Practically and theologically, the verse calls attention to several truths in the Matthean context: (1) authority over evil is rooted in Jesus and mediated to the community; (2) human weakness and insufficient faith may explain the disciples' failure; and (3) persistent prayer (and where the tradition preserves it, fasting) prepares the heart and community to receive and exercise God's power. The statement invites humility rather than triumphalism: spiritual success depends less on human technique than on God's gracious action in response to faith and dependence.
Devotional
When you read this verse, remember that Jesus calls his followers away from self-reliance and into dependence on the Father. Prayer is not a last resort or a ritual to be checked off; it is the lifeline through which we receive wisdom, authority, and strength.
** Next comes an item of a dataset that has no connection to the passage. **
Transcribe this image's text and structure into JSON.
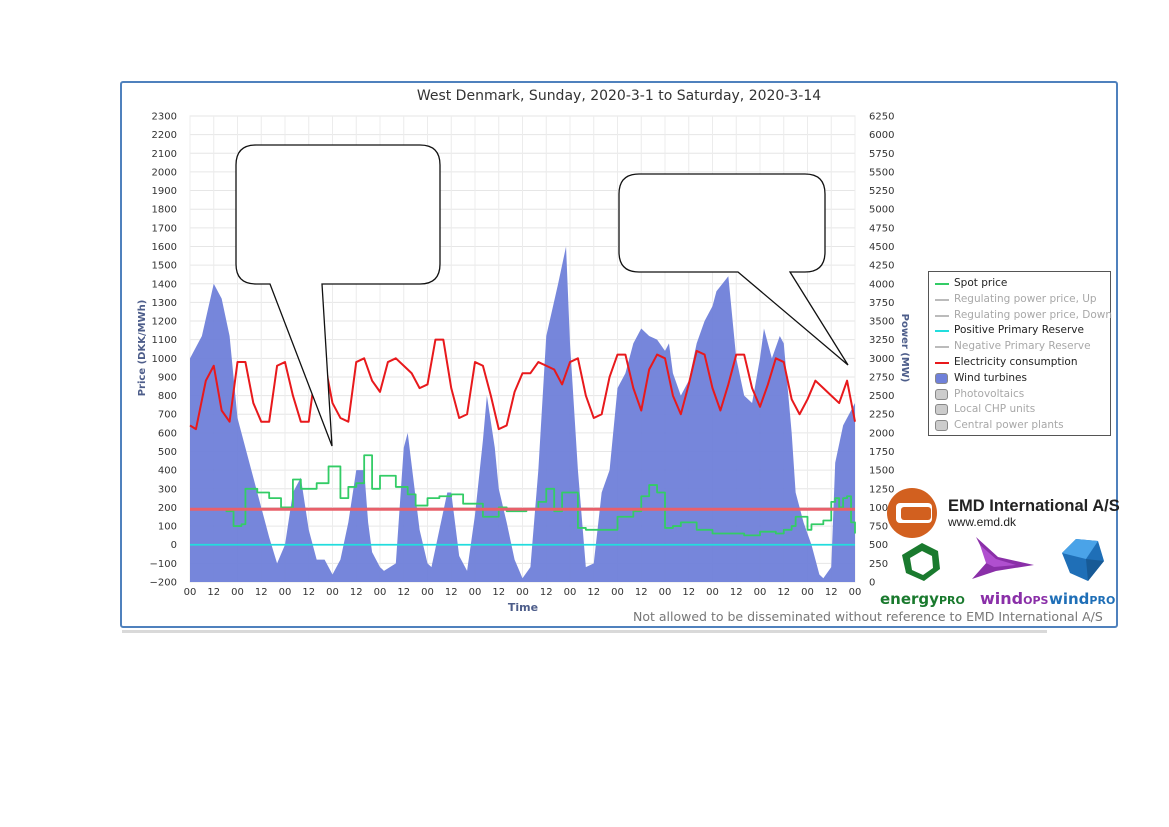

Fasting, where practised, and other disciplines help remove distractions and deepen our hunger for God, shaping us to be instruments of his compassion and power.
If you feel inadequate in ministry or in confronting the trials before you, take comfort in the promise that God meets weakness with his presence. Come to him in honest prayer, seek him with humility, and trust that his Spirit equips and sustains—sometimes through quiet disciplines, often through persistent asking—so that his will is done and his kingdom grows.